Factors Predicting Entry into Medicaid Funded Wraparound Care

Schedule:
Friday, January 16, 2015: 5:25 PM
Preservation Hall Studio 8, Second Floor (New Orleans Marriott)
* noted as presenting author
Hannah E. Karpman, PhD, Assistant Professor, Smith College, Northampton, MA
Purpose:  In Massachusetts, a class action lawsuit (Rosie D. v. Romney) identified the need for care coordination services for children with serious emotional disturbances. In response, Wraparound was added to Medicaid funded mental health services as a care coordination mechanism; access to these services relied on natural referral patterns rather than delineating strict utilization criteria.  Yet, little is known about the predictors of a child and family entry into care coordination services in cases of open access.  This study explored whether access to Wraparound services could be predicted by clinical characteristics, case complexity and/or whether access was driven by other factors, including sociodemographics and caregivers’ needs. 

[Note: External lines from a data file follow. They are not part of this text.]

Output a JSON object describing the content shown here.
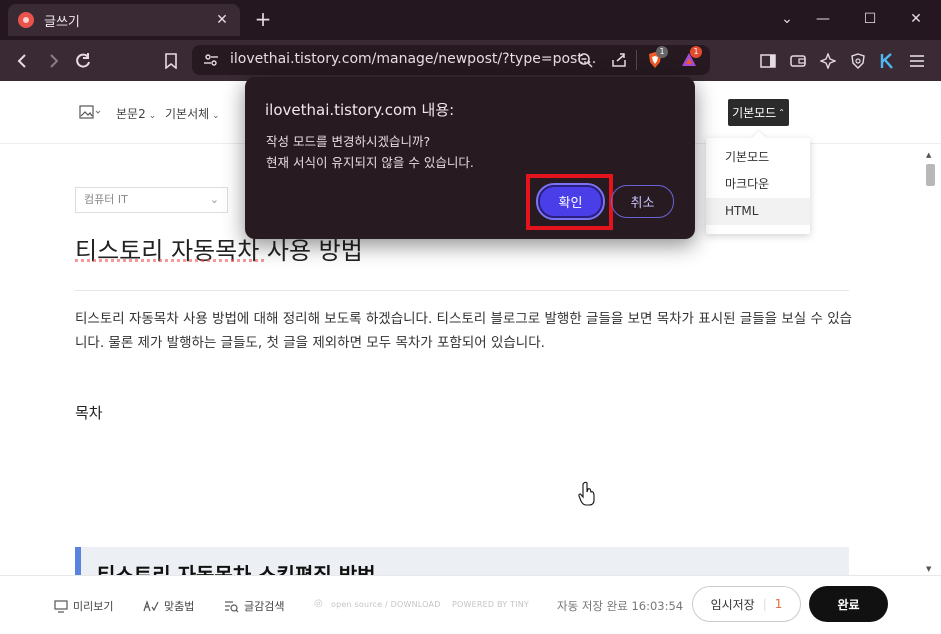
{
  "browser": {
    "tab_title": "글쓰기",
    "url": "ilovethai.tistory.com/manage/newpost/?type=post...",
    "shield_badge": "1",
    "rewards_badge": "1"
  },
  "editor_toolbar": {
    "paragraph_style": "본문2",
    "font": "기본서체",
    "mode_button": "기본모드",
    "mode_options": [
      "기본모드",
      "마크다운",
      "HTML"
    ]
  },
  "post": {
    "category": "컴퓨터 IT",
    "title": "티스토리 자동목차 사용 방법",
    "paragraph": "티스토리 자동목차 사용 방법에 대해 정리해 보도록 하겠습니다. 티스토리 블로그로 발행한 글들을 보면 목차가 표시된 글들을 보실 수 있습니다. 물론 제가 발행하는 글들도, 첫 글을 제외하면 모두 목차가 포함되어 있습니다.",
    "toc_label": "목차",
    "heading": "티스토리 자동목차 스킨편집 방법"
  },
  "bottom_bar": {
    "preview": "미리보기",
    "spellcheck": "맞춤법",
    "search": "글감검색",
    "open_source": "open source / DOWNLOAD",
    "powered_by": "POWERED BY TINY",
    "autosave": "자동 저장 완료 16:03:54",
    "draft_label": "임시저장",
    "draft_count": "1",
    "done_label": "완료"
  },
  "dialog": {
    "title": "ilovethai.tistory.com 내용:",
    "message_line1": "작성 모드를 변경하시겠습니까?",
    "message_line2": "현재 서식이 유지되지 않을 수 있습니다.",
    "confirm_label": "확인",
    "cancel_label": "취소"
  },
  "colors": {
    "browser_frame": "#25171f",
    "toolbar": "#3a2a33",
    "dialog_bg": "#271a21",
    "confirm_button": "#4a3ee8",
    "highlight_box": "#e3141b",
    "heading_accent": "#5a83e0"
  }
}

Methods:  A total of 45,991 electronic health records were extracted from a statewide database of children accessing specialty behavioral health services funded by Medicaid for years 2011-2012 (once the services were fully in place). A multivariate regression model was utilized to examine the odds for accessing Wraparound services with a binary dependent variable.  The independent variables were informed by the Anderson (1968) model, including individuals’ clinical characteristics, case complexity, sociodemographic variables and/or caregiver needs. Clinical characteristics and case complexity were derived from the Child and Adolescence Needs and Strengths Assessment. 

Results:  Among Medicaid youth receiving behavioral health treatment in in Massachusetts in years 2011 and 2012, age, (“p”<.005) and speaking English (“p<”0.001) decreased the likelihood of accessing Wraparound in addition to or in place of other services while being male (“p”<0.001) and/or white (“p<”0.001) significantly increased the odds of accessing Wraparound. Geography appeared highly predictive of a child’s odds of receiving Wraparound (“p”<.001).  The clinical picture was a bit more complex.  Higher acuity on three CANS domains (life functioning, risk behaviors and caregiver needs, p<.001)) increased the likelihood of Wraparound while a higher score on the behavioral/emotional domain reduced the likelihood. The CANS complexity score increased the likelihood of access (p<.001), though less so (p<.05) when caregiver needs were in the model, suggesting that an important component of case complexity is caregiver needs.

Implications: Several factors were predictive of entry into Wraparound services.  While case complexity and clinical characteristics were predictive of access to Wraparound (which would suggest meeting the targeted need of care coordination), sociodemographic and caregiver characteristics were also an important part of the model. These findings suggest that Wraparound may be filling gaps in the service delivery system not related to care coordination.  It is possible that Wraparound is meeting a need not only for care coordination, but also for foreign language fluency and geographic availability of services for children with serious emotional disturbance.  These trends can inform the service delivery system in Massachusetts and in other states facing similar mandates and reiterate the need for a person-in-environment perspective when examining trends in service use.